Вечером начались аресты. Их проводили тихо, почти стыдливо. Несколько жандармов под руководством урядника стучались в двери и уводили людей. Ладожский видел из окна своей гостиницы, как увели ссыльного студента, худого юношу в очках, который снимал комнату у вдовы напротив. Юноша не сопротивлялся, лишь растерянно озирался по сторонам, не понимая, в чем его вина. Потом забрали двоих рабочих с лесопилки, известных смутьянов и пьяниц. Их взяли прямо в трактире. Они кричали и упирались, но их быстро скрутили и поволокли по грязному снегу. Город смотрел на это из-за занавесок, молча и испуганно. Новая волна страха, еще более липкого и непонятного, накрыла Ветров. Страх перед неведомым мстителем из леса сменился знакомым, привычным страхом перед властью.
Ладожский не мог на это смотреть. Он плотно задернул штору и зажег свечу. В ее неровном, слабом свете комната казалась еще более неуютной и чужой. Он достал из внутреннего кармана сложенный вчетверо листок – тот самый черновик договора, найденный в архиве. Аристарх Савельев. Тимофей Мухин. И еще три фамилии, выведенные тем же бисерным почерком. Две из них были ему незнакомы. Третья заставила его тогда похолодеть – Афанасий Игнатьевич Корчагин. Главный благодетель города, почетный гражданин, на чьи деньги была построена та самая больница, где сейчас сидел сломленный доктор Баспин.
Дымов со своей грубой силой искал ответы на поверхности, хватал тех, кто под руку попадется. Он создавал шум, чтобы заглушить страшную тишину, идущую из глубины времени. А настоящая тайна лежала здесь, на этом пожелтевшем клочке бумаги. Она была тихой, почти неслышной.
Ладожский положил листок на стол и долго смотрел на него. Дымов отстранил его от дела. Формально он теперь был лишь наблюдателем. Но это развязывало ему руки. Пока капитан будет выбивать признания из несчастного студента, пока весь город будет смотреть на этот театр абсурда, он, Ладожский, пойдет по единственному верному следу. Тихо. Незаметно.

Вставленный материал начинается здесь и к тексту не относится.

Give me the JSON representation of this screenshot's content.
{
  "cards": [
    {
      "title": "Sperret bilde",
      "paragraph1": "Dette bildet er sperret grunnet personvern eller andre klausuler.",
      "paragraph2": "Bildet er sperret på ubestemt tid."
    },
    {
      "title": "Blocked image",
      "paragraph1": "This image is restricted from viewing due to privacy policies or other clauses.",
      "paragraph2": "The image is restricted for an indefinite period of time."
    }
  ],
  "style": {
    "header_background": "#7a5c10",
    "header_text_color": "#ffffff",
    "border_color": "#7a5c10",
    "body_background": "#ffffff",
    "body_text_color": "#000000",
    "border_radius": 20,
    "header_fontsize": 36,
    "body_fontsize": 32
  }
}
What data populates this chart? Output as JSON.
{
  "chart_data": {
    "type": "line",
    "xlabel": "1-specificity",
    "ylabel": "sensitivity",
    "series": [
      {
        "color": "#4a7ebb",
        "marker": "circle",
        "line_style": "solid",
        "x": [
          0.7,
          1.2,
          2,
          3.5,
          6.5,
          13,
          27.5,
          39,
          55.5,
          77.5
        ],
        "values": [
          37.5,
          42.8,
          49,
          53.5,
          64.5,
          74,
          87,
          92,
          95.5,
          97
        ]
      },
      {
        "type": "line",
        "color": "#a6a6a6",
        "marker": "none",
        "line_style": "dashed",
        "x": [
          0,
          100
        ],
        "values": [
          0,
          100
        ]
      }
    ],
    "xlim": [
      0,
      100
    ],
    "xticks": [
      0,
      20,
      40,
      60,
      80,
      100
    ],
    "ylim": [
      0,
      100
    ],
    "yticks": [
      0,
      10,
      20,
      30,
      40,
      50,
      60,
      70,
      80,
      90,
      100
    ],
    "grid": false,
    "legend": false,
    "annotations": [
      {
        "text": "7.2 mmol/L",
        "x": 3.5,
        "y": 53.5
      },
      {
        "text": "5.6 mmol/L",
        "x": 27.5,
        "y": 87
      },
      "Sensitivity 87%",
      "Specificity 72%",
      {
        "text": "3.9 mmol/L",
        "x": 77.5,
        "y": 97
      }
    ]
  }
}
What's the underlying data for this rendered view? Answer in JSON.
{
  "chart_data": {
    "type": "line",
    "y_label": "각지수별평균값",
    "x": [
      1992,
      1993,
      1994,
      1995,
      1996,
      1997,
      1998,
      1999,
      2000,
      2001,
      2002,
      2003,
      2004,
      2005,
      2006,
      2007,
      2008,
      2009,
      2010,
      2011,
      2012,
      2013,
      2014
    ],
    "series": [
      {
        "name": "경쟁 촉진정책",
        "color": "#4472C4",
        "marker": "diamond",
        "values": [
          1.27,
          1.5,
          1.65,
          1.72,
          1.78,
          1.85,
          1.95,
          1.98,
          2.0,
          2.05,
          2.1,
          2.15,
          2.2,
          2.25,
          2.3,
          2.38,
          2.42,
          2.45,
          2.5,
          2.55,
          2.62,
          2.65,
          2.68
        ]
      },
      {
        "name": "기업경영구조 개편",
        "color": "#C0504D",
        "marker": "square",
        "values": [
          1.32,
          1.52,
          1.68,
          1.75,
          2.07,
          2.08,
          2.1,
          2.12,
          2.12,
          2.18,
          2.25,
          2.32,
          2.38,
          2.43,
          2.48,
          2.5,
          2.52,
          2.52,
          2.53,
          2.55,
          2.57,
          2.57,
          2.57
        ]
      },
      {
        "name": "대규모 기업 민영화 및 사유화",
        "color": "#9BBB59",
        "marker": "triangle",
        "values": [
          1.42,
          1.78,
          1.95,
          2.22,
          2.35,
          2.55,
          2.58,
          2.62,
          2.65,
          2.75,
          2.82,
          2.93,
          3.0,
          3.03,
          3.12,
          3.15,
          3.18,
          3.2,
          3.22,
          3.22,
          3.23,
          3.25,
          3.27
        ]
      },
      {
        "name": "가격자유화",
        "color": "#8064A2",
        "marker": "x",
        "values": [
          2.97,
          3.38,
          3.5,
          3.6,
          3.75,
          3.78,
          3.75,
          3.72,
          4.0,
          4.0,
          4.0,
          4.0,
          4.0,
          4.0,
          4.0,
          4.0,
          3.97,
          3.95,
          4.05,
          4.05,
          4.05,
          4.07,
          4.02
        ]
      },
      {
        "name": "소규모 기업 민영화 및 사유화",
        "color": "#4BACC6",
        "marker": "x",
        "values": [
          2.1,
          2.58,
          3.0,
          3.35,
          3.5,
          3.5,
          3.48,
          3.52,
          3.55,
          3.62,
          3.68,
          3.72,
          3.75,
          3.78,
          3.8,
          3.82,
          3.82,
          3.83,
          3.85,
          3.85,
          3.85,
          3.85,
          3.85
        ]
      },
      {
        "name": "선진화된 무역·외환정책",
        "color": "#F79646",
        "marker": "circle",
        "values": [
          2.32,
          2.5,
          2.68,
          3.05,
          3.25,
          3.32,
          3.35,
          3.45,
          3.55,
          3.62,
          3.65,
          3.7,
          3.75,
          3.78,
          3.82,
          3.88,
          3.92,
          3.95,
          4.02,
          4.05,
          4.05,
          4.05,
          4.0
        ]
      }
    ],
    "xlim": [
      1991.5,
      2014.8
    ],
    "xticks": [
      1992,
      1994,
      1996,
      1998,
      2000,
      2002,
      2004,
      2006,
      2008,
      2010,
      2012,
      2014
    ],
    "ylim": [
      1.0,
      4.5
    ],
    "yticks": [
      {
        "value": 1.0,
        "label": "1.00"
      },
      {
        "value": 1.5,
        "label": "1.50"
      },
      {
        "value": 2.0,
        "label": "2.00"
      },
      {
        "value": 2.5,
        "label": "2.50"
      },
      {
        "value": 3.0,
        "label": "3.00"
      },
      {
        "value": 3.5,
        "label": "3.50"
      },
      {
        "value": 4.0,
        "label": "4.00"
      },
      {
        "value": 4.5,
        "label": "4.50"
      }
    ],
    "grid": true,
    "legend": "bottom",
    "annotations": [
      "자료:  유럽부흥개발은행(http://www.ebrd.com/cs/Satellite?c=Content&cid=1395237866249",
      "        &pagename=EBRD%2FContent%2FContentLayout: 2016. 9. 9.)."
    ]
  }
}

Он больше не был следователем, исполняющим свой долг. Он был охотником-одиночкой. И его дичь была куда хитрее и опаснее, чем тот призрак из леса, которого он искал изначально. Его дичью было прошлое. Прошлое, которое так отчаянно пытался защитить этот город и которое с такой легкостью проигнорировала власть. Он взял свечу и поднес ее к листку, вглядываясь в выцветшие чернила. Имена. Пять имен. Два из них уже оплатили старый счет кровью своих сыновей. Оставалось три. И он должен был добраться до них раньше, чем это сделает лесной палач. И раньше, чем капитан Дымов в своем рвении сожжет дотла и правых, и виноватых. Игра перешла на новый уровень. И теперь она велась без правил.